Law & Principles
Trent England | March 21, 2025
Secret funders back abusive lawsuits
Trent England
Should someone who doesn’t like you be able to fund lawsuits against you? What about a business competitor? Or just an investor who hopes to make money from a judgment or settlement?
This is called third-party litigation funding, or TPLF, and it makes it easier to use the civil justice system as a tool for vendettas or just a way to make a buck. Right now, there is no transparency of such unusual funding arrangements.
Thankfully, the Oklahoma House of Representatives and Senate are considering legislation (HB 2619 and SB 1065) to require transparency when outside investors pay for lawsuits. This is the first step to understanding how widespread this practice is and what might be done to rein it in.
As OCPA has previously written:
What happens in a courtroom impacts more than the entities directly involved in a case because the repercussions of court decisions reach across the state. And bad judicial opinions can ultimately reduce business growth and job creation, according to one national expert on judicial activism.

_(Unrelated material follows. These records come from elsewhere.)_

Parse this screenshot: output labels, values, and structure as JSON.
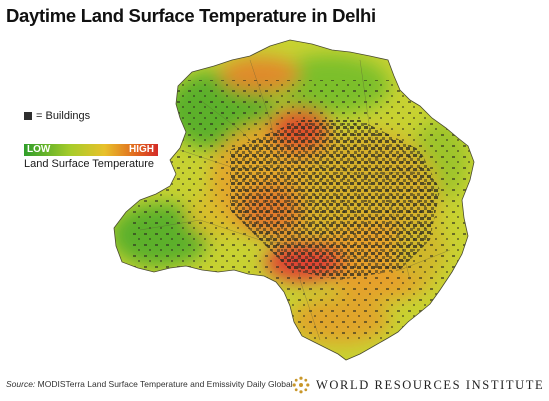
{
  "title": "Daytime Land Surface Temperature in Delhi",
  "legend": {
    "buildings_label": "= Buildings",
    "low_label": "LOW",
    "high_label": "HIGH",
    "scale_caption": "Land Surface Temperature",
    "gradient_colors": [
      "#2f9e2a",
      "#a8cc2a",
      "#e8c12a",
      "#e0621e",
      "#d42b28"
    ]
  },
  "source": {
    "prefix": "Source:",
    "text": "MODISTerra Land Surface Temperature and Emissivity Daily Global"
  },
  "logo": {
    "text": "WORLD RESOURCES INSTITUTE",
    "icon": "wri-logo-icon"
  },
  "colors": {
    "low": "#2f9e2a",
    "mid": "#e8c12a",
    "high": "#d42b28",
    "buildings": "#2e2e2e"
  }
}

Even if you never get sued, you pay the costs of civil justice abuses in higher prices for goods and services. Businesses that lose lawsuits are likely to charge higher prices—and every other business that sees the risk, or must pay more for insurance, is likely to follow.

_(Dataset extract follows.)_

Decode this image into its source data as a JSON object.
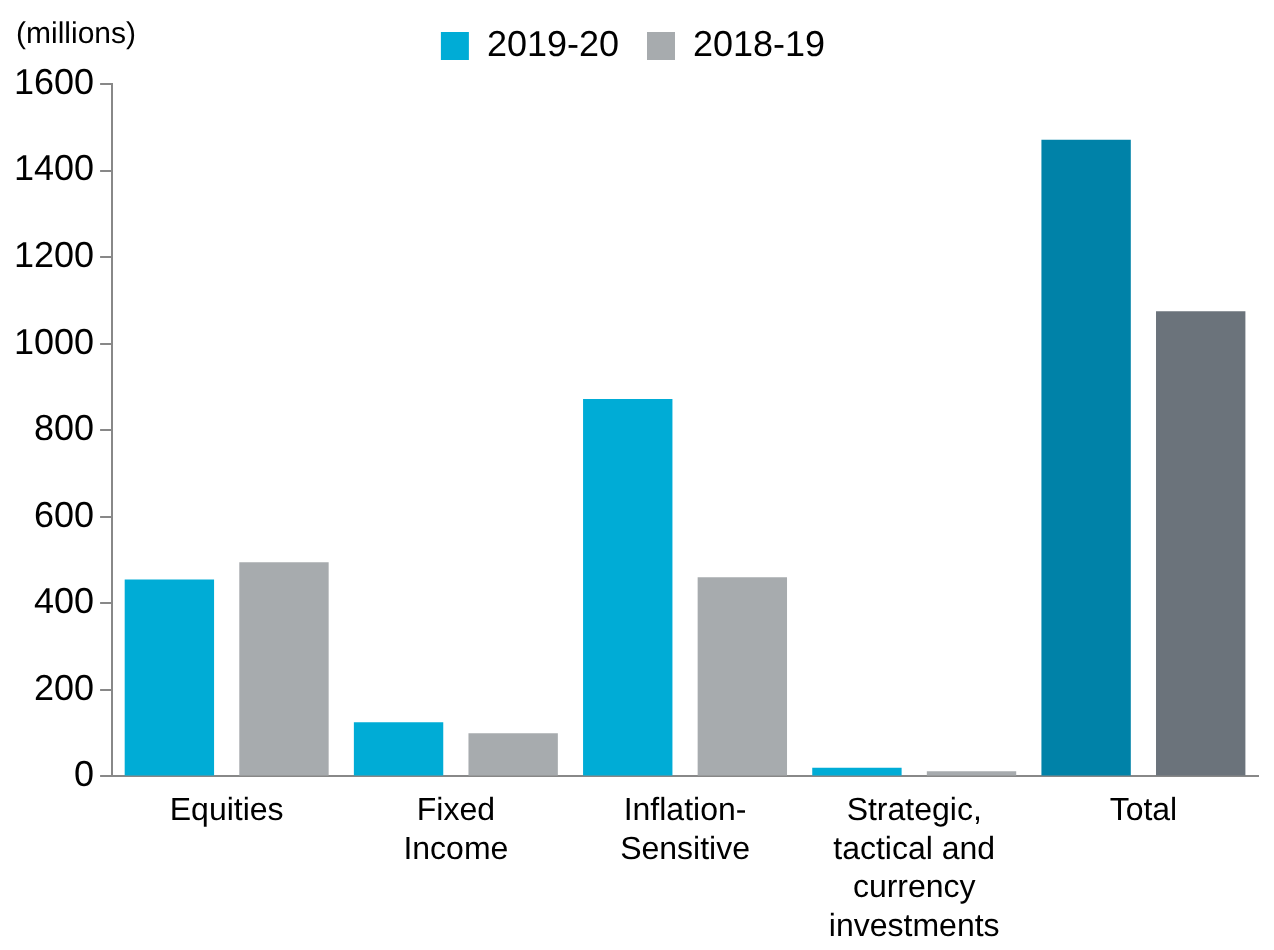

Other important tort-reform measures are pending in the Legislature. The cost statewide of excessive tort litigation is estimated at more than $3.7 billion and is likely to prevent the creation of 32,300 jobs. Reducing the harm done to our state’s economy by out-of-control lawsuits means getting a handle on third-party litigation funding. The Legislature needs to act quickly on these measures to protect Oklahoma’s economic growth and to prevent the abuse of our court system.